Stefan returns home, burns his journals and packs his things to leave. He is uninterested in continuing to live in the Salvatore home and continue his life as the "old" Stefan. Before he goes, he makes a promise to Damon and Elena that he will not become the Ripper again and that Caroline will be checking up on him. After Stefan's departure, Damon finally tells Elena that Bonnie is dead.

Elena, Damon, Caroline, Matt and Jeremy make a private ceremony for Bonnie in the forest to say their goodbyes. Bonnie is there and she talks to all of them through Jeremy who can see and hear her. While this is happening, Tyler (Michael Trevino) appears and Caroline runs towards him laughing through her tears.

The episode ends with Jesse and Maxfield (Rick Cosnett) who finds evidence of vampire blood in Jesse's system. He explains to him that this might have happened because someone tried to heal him or because someone wanted to make him a vampire. Maxfield guesses that what happened must be the first and he also explains that having vampire blood in your system is the first step to become a vampire. Jesse looks on, confused, as Maxfield says: "And this is the second," while he injects Jesse with a syringe filled with yellow liquid that kills him.

==Featured music==
In the "For Whom the Bell Tolls" episode we can hear the songs:
- "Without a Word" by Birdy
- "Hearts Like Ours" by The Naked and Famous
- "Longest Night" by Howie Day
- "Happy Faces" by Babe Youth
- "Cards With the Devil" by Von Bonneville
- "I've Got Friends" by Manchester Orchestra
- "Back Against the Wall" by Cage the Elephant
- "Gravity" by Sara Bareilles

==Reception==

===Ratings===
In its original American broadcast, "For Whom the Bell Tolls" was watched by 2.63 million; down 0.30 from the previous episode.

===Reviews===
"For Whom the Bell Tolls" received positive reviews.
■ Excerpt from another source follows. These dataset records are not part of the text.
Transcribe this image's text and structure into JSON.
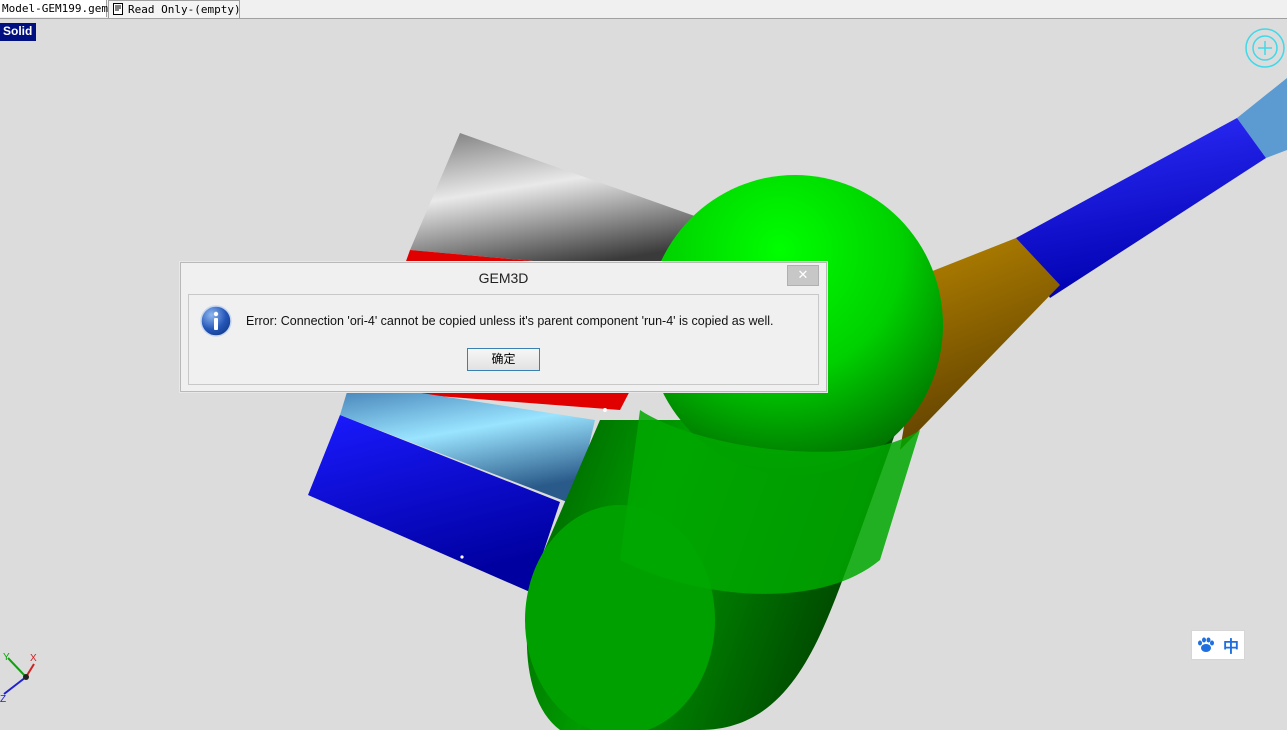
{
  "tabs": [
    {
      "label": "Model-GEM199.gem"
    },
    {
      "label": "Read Only-(empty)"
    }
  ],
  "viewport": {
    "mode_label": "Solid"
  },
  "dialog": {
    "title": "GEM3D",
    "close_glyph": "✕",
    "message": "Error: Connection 'ori-4' cannot be copied unless it's parent component 'run-4' is copied as well.",
    "ok_label": "确定",
    "icon": "info-icon"
  },
  "ime": {
    "icon": "paw-icon",
    "lang_label": "中"
  },
  "axis": {
    "x_label": "X",
    "y_label": "Y",
    "z_label": "Z"
  },
  "colors": {
    "accent": "#001080",
    "sphere": "#00c000",
    "pipe_blue": "#0000ee",
    "pipe_brown": "#a07000"
  }
}
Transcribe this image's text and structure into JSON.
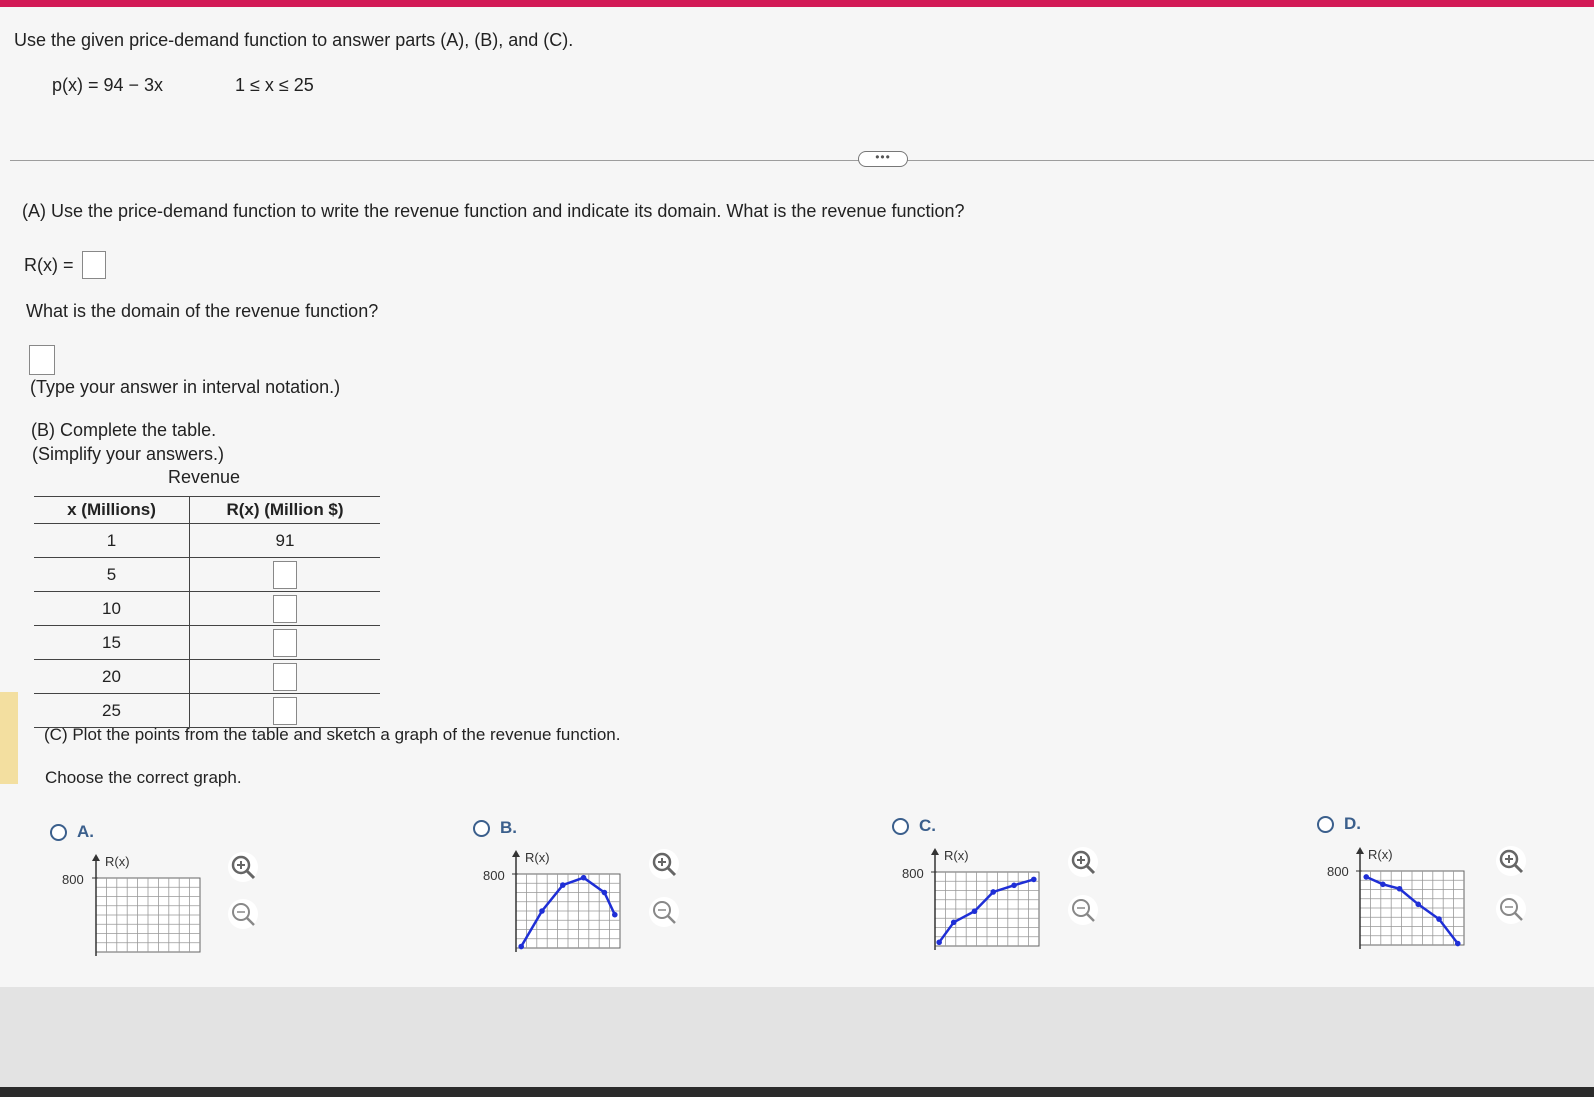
{
  "header": {
    "instruction": "Use the given price-demand function to answer parts (A), (B), and (C).",
    "function": "p(x) = 94 − 3x",
    "constraint": "1 ≤ x ≤ 25",
    "expand_label": "•••"
  },
  "part_a": {
    "question": "(A) Use the price-demand function to write the revenue function and indicate its domain. What is the revenue function?",
    "revenue_label": "R(x) =",
    "domain_question": "What is the domain of the revenue function?",
    "domain_hint": "(Type your answer in interval notation.)"
  },
  "part_b": {
    "instruction": "(B) Complete the table.",
    "simplify": "(Simplify your answers.)",
    "table_title": "Revenue",
    "columns": [
      "x (Millions)",
      "R(x) (Million $)"
    ],
    "rows": [
      {
        "x": "1",
        "r": "91"
      },
      {
        "x": "5",
        "r": ""
      },
      {
        "x": "10",
        "r": ""
      },
      {
        "x": "15",
        "r": ""
      },
      {
        "x": "20",
        "r": ""
      },
      {
        "x": "25",
        "r": ""
      }
    ]
  },
  "part_c": {
    "instruction": "(C) Plot the points from the table and sketch a graph of the revenue function.",
    "choose": "Choose the correct graph.",
    "options": [
      {
        "label": "A.",
        "y_axis": "R(x)",
        "y_tick": "800",
        "shape": "none"
      },
      {
        "label": "B.",
        "y_axis": "R(x)",
        "y_tick": "800",
        "shape": "peak"
      },
      {
        "label": "C.",
        "y_axis": "R(x)",
        "y_tick": "800",
        "shape": "rising"
      },
      {
        "label": "D.",
        "y_axis": "R(x)",
        "y_tick": "800",
        "shape": "falling"
      }
    ]
  },
  "colors": {
    "accent_bar": "#d21a56",
    "option_blue": "#3b5f8c",
    "plot_line": "#1f2fd6"
  },
  "icons": {
    "zoom_in": "zoom-in-icon",
    "zoom_out": "zoom-out-icon"
  }
}
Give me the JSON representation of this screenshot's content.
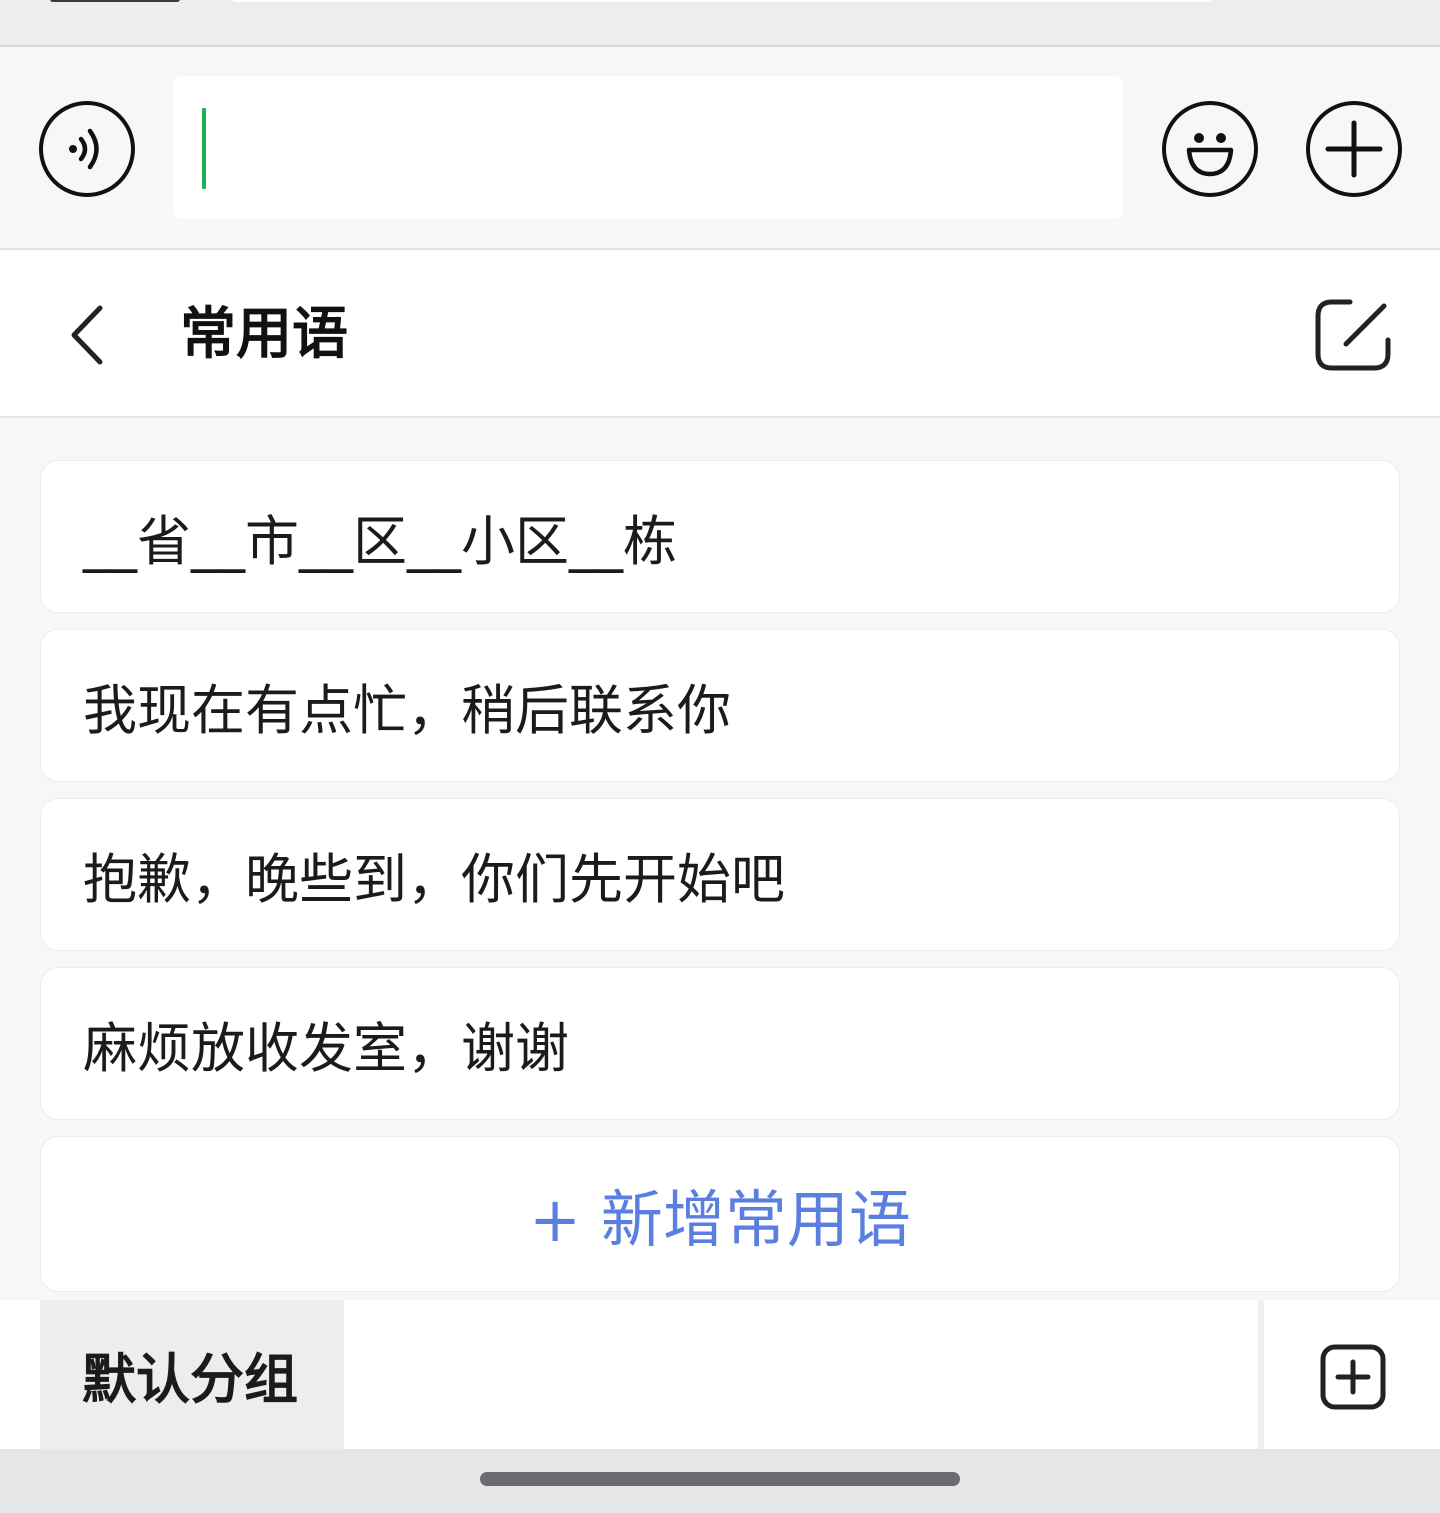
{
  "input_bar": {
    "voice_icon": "voice-mode-icon",
    "emoji_icon": "emoji-icon",
    "more_icon": "plus-icon",
    "input_value": "",
    "caret_color": "#1fb15a"
  },
  "panel": {
    "back_icon": "chevron-left-icon",
    "title": "常用语",
    "edit_icon": "edit-icon"
  },
  "phrases": [
    "__省__市__区__小区__栋",
    "我现在有点忙，稍后联系你",
    "抱歉，晚些到，你们先开始吧",
    "麻烦放收发室，谢谢"
  ],
  "add_phrase_label": "+ 新增常用语",
  "add_phrase_color": "#5b7fde",
  "groups": {
    "active_group": "默认分组",
    "add_group_icon": "add-square-icon"
  }
}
Leigh Raines of TV Fanatic rated the episode with 4/5 stating that "More than halfway through "For Whom the Bell Tolls" I was moderately bored by this week's The Vampire Diaries. [...] Then Jeremy revealed a secret we've known since The Vampire Diaries Season 4 finale and everything went to pieces."

Nad from Nad's Reviews gave a B+ rate to the episode saying that he enjoyed it and that it was a solid and highly effective hour of The Vampire Diaries. "For the first time in a long time, I actually find myself looking forward to catching up with the gang every week."

Stephanie Flasher of TV After Dark gave an A− rate to the episode saying that it was quite an emotional one. "Overall, it's a pretty good episode. I wish there would have been more development in the Silas story line, but gave Bonnie a true memorial that the character truly deserved, even though she'll still be on the show."

Christopher Monigle of Star Pulse gave a good review to the episode saying that the show "excels at moving farewell scenes" and "The writing’s really, really moving sometimes."

Stephanie Hall of KSiteTV also gave a good review to the episode saying that it didn't fail to entertain. "I hesitate to call "For Whom the Bell Tolls" a filler episode because there were monumental moments moving the greater story forward, but for all intents and purposes it was an episode devised for the sake of season one nostalgia."

Crystal Bell from Wetpaint said that the episode was "a roller coaster of emotions" and "had a little bit of everything." "If there was one blip in this otherwise perfect episode it was Matt's storyline, which frankly, isn't as compelling as we'd like it to be."

Despite the good reviews, Carrie Raisler from The A.V. Club gave the episode a mixed review saying that the episode was all over the place and finally rating it with a C+.